Когда те пришли, Кутузов открыл заседание заявлением о невозможности в существующих обстоятельствах удержать выбранную ими прежде позицию, ибо противник сможет легко смять войска и прорвать оборону. Если же придется отрываться от врага и отступать, путь армии ляжет через Москву, в результате чего возникнут хаос и неразбериха, неизбежна будет потеря большей части артиллерии. «Покуда цела армия и покуда она в состоянии противостоять неприятелю, сохранится возможность довести войну до благоприятного завершения, – продолжал главнокомандующий, – но с потерей армии будут потеряны Москва и Россия».

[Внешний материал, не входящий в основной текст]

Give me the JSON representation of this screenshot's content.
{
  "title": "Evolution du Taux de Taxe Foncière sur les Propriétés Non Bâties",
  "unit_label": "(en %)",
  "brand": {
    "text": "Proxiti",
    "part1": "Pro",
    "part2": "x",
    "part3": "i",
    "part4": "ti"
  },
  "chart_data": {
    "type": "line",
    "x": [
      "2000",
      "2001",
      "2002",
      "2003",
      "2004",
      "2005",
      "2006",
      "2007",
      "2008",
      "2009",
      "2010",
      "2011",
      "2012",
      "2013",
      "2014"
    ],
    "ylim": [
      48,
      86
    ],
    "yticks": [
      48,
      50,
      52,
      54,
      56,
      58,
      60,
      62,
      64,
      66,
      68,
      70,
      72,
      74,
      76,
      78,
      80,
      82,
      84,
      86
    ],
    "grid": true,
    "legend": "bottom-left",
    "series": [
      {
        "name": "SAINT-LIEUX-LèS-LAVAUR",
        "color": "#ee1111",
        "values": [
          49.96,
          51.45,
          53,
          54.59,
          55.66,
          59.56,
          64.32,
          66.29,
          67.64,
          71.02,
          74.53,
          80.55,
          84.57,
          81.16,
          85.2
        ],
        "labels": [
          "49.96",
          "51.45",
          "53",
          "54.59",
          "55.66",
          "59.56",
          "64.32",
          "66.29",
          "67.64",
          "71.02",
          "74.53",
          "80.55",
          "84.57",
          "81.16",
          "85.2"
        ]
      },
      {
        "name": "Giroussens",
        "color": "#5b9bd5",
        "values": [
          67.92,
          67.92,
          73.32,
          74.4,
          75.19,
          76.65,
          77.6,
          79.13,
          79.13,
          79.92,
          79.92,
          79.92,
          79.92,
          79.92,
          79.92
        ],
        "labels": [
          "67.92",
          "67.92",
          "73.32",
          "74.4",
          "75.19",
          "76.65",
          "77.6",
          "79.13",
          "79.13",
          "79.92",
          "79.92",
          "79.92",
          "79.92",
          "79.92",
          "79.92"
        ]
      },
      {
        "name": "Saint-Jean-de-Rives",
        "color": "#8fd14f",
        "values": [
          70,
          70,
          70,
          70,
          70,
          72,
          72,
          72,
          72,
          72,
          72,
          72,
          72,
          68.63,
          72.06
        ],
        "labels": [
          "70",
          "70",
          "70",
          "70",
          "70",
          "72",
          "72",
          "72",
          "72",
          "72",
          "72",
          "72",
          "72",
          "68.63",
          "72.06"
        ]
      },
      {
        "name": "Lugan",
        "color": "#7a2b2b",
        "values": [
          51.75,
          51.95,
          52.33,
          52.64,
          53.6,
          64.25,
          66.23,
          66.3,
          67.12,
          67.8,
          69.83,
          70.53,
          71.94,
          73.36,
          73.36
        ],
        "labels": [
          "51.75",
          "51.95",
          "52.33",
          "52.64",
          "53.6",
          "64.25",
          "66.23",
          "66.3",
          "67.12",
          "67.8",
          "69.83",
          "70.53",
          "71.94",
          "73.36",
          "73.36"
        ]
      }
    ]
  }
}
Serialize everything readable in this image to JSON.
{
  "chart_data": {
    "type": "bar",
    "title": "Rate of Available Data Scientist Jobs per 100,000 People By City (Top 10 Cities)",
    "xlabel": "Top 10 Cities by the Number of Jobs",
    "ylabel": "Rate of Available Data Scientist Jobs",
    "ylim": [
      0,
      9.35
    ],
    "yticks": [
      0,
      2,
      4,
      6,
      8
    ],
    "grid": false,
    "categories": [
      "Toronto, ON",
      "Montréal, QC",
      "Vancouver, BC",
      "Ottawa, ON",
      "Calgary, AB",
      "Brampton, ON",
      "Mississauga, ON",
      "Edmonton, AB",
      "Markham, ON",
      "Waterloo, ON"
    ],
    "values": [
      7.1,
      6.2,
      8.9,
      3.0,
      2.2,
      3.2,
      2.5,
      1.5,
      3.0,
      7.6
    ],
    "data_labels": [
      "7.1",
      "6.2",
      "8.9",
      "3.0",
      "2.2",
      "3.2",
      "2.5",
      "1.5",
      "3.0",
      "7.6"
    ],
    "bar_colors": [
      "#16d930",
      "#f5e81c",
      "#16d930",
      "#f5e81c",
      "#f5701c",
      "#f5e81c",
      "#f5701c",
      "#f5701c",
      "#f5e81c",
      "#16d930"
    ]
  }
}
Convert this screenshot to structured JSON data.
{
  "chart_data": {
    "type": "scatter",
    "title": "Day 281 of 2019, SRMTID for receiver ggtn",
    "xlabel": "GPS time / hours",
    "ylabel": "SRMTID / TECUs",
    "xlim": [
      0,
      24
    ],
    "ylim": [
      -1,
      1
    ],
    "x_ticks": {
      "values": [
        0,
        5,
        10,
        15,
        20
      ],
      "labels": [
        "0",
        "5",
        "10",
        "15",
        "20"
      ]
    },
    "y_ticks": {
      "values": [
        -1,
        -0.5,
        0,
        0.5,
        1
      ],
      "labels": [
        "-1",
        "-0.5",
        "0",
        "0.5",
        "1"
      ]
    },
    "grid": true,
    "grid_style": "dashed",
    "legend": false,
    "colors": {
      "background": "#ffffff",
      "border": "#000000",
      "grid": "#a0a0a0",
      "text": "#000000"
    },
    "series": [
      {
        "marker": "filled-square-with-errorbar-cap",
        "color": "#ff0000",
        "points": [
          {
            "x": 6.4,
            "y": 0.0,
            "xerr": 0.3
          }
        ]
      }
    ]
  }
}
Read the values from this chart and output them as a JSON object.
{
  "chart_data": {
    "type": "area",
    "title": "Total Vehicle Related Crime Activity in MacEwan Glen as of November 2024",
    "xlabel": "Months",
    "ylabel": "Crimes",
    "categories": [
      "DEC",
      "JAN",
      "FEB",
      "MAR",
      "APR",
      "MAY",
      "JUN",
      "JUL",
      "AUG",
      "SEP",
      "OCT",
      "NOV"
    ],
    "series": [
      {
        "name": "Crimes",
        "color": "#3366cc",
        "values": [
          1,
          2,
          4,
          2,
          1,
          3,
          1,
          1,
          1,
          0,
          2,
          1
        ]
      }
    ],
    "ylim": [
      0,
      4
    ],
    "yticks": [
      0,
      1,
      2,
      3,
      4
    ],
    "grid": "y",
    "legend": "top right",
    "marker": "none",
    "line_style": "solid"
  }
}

Затем Кутузов спросил мнения остальных собравшихся, но, как казалось, на деле оно его волновало мало. Уваров и Остерман-толстой согласились с главнокомандующим, но другие испытывали раздражение. Беннигсен предложил перейти в наступление и нанести яростный удар по одному из французских корпусов, пока тот находится на марше, каковой вариант встретил воодушевленную поддержку Дохтурова, Ермолова и Коновницына. Однако, как указал Барклай, солдаты-то для данной затеи найдутся, но где взять опытных офицеров, способных успешно провести подобного рода маневренное наступление. Раевский согласился: коль скоро войска сильно ослаблены, а русский солдат непривычен к наступательной тактике, придется ради сохранения армии оставить Москву.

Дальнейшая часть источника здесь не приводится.